7 Physics of enzyme substrate interactions When an enzyme binds its substrate, it forms an enzyme-substrate complex. This complex lowers the activation energy of the reaction and promotes its rapid progression by providing certain ions or chemical groups that actually form covalent bonds with molecules as a necessary step of the reaction process. Enzymes also promote chemical reactions by bringing substrates together in an optimal orientation, lining up the atoms and bonds of one molecule with the atoms and bonds of the other molecule. This can contort the substrate molecules and facilitate bond-breaking. The active site of an enzyme also creates an ideal environment, such as a slightly acidic or non-polar environment, for the reaction to occur. The enzyme will always return to its original state at the completion of the reaction. One of the important properties of enzymes is that they remain ultimately unchanged by the reactions they catalyze. After an enzyme is done catalyzing a reaction, it releases its products.
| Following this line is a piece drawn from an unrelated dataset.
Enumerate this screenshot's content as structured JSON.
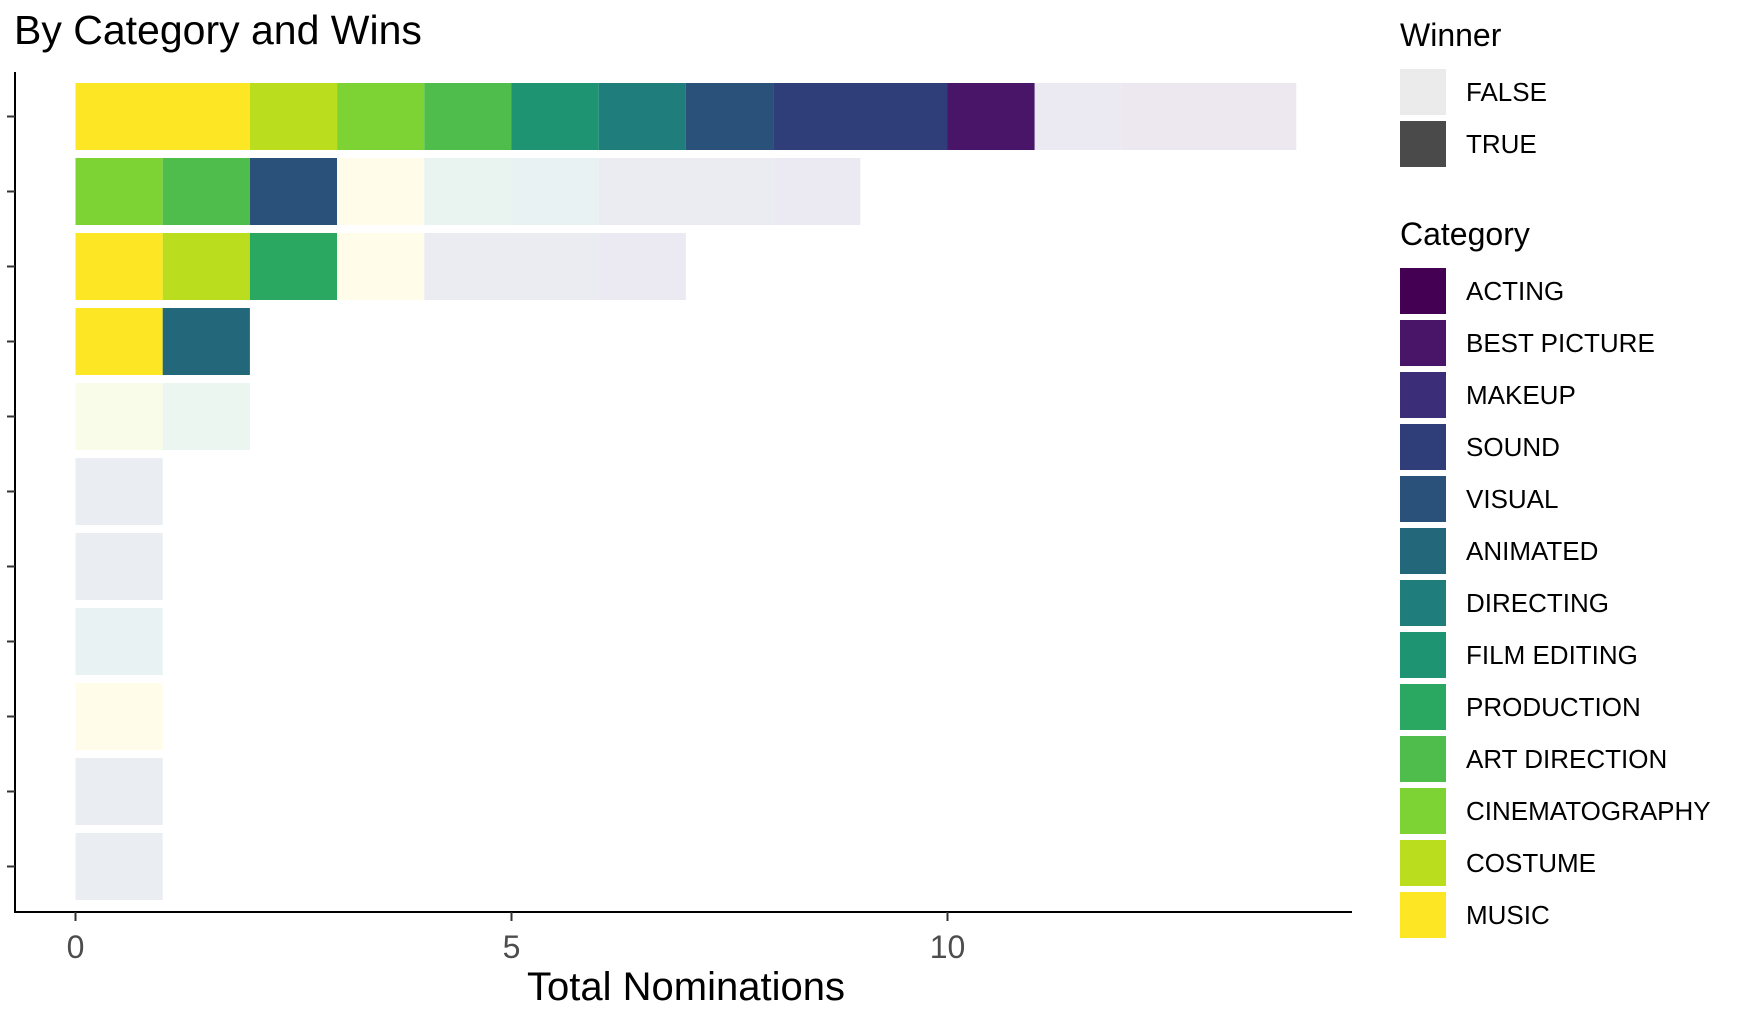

8 Electronic conformational interactions The electronic conformational interactions must be considered as the basic mechanisms of enzymatic activity. We have to distinguish between the oxidative-reductive enzymes which serve directly for the electron transfer (cytochromes, etc), and enzymes, acting as catalysts of chemical transformation of some substrates, i.e. the transfer of atoms. In the first case direct electron transfer occurs, changing for example, the charge of the iron atom of the heme group. In the second case the electron transfer does not occur but as the substrate molecule bound at the active site of enzyme produces a perturbing action at the atoms of this site, changes of their electronic states occur. It is actually a perturbation because the substrate is bound by weak interactions. As the same weak interactions are responsible for the potential surfaces of internal rotations, the change of interactions during the formation of the enzyme substrate complex (ESC) produces a change of conformation of the enzyme or of the substrate or of both of them.

9 Cooperative properties of enzymes Molecular binding is an interaction between molecules that results in a stable physical association between those molecules. Cooperative binding occurs in binding systems containing more than one type, or species, of molecule and in which one of the partners is not monovalent and can bind more than one molecule of the other species. For example, consider a system where one molecule of species A can bind two molecules of species B. Species A is called the receptor and species B is called the ligand. Binding can be considered "cooperative" if the binding of the first molecule of B to A changes the binding affinity of the second B molecule, making it more or less likely to bind. In other words, the binding of B molecules to the different sites on A do not constitute mutually independent events. Co operativity can be positive or negative. Cooperative binding is observed in many biopolymers, including proteins and nucleic acids. Cooperative binding has been shown to be the mechanism underlying a large range of biochemical and physiological processes.

10 Cooperative properties of enzymes Threonine deaminase was one of the first enzymes suggested to behave like hemoglobin and shown to bind ligands cooperatively. It was later shown to be a tetrameric protein. Another enzyme that has been suggested early to bind ligands cooperatively is aspartate trans-carbamoylase. Although initial models were consistent with four binding sites, its structure was later shown to be hexameric by William Lipscomb and colleagues.